Hai parlato di grandi nomi, puoi farcene qualcuno?
C’è Andreino Salvatori, il chitarrista di Ginevra Di Marco. Il batterista è Cristiano Della Monica, di CSI e PGR. Il resto sono Luca Cantasano, mio bassista storico e dei Diaframma, Lorenzo Tommasini, la violoncellista è Sara Soderi, Jacopo Ciani. Io suono pianoforte, percussioni, chitarra e synth.
Quando potremo vederti dal vivo?
Al momento non c’è niente di fissato: a breve spero ci saranno un gruppetto di date, in attesa di una data di presentazione dell’intero disco. A breve comunque uscirà un video live dell’ultimo concerto alla Pergola realizzato da Elena Mannocci, e al FAB probabilmente registreremo il video live del disco usando pianoforte, viola e violoncello: svelerò il disco piano piano prima dell’uscita.
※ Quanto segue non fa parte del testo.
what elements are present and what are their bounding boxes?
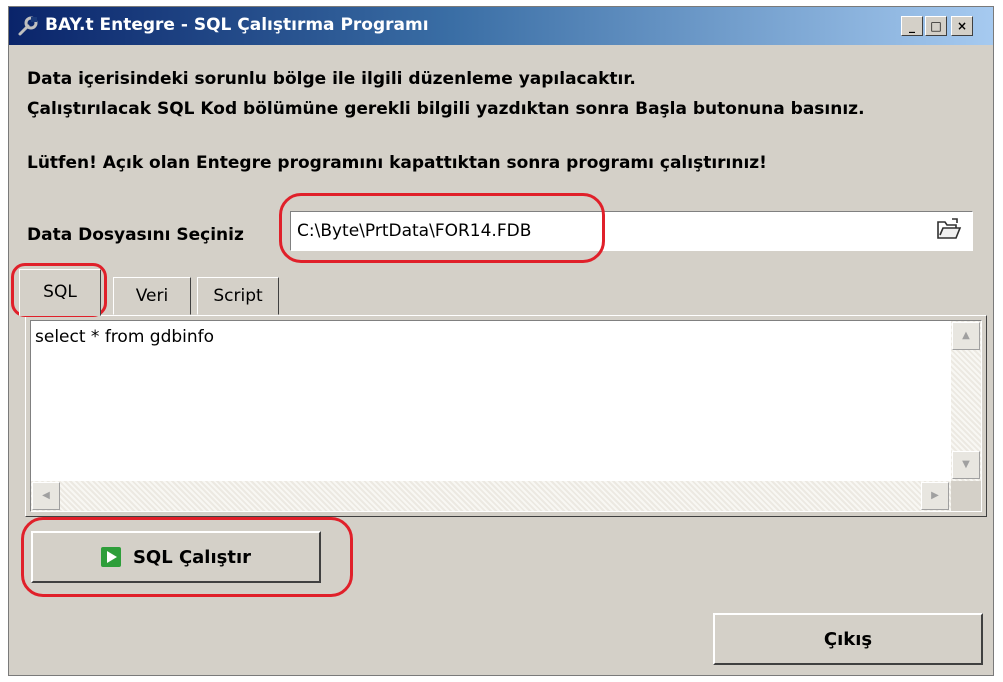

Dovre potremo trovare il disco?
Spero in qualsiasi negozio, alla Feltrinelli e nei soliti canali, Spotify, Youtube, on line e ai concerti. Fa differenza a aprire per un grande nome della musica: puoi raggiungere un numero di persone che altrimenti è dura raggiungere, ed è un meccanismo lontano dalla qualità effettiva di ciò che stai facendo, me ne rendo conto: ci sono tanti artisti di alta qualità che non riescono a farsi ascoltare, molti che invece sfondano perché sono supportati in un certo modo. Ma il fatto è che le cose buone arrivano quando stai bene, devi essere rilassato e prendere quello che viene.
E pare che Vilrouge non stia bene: stia benissimo.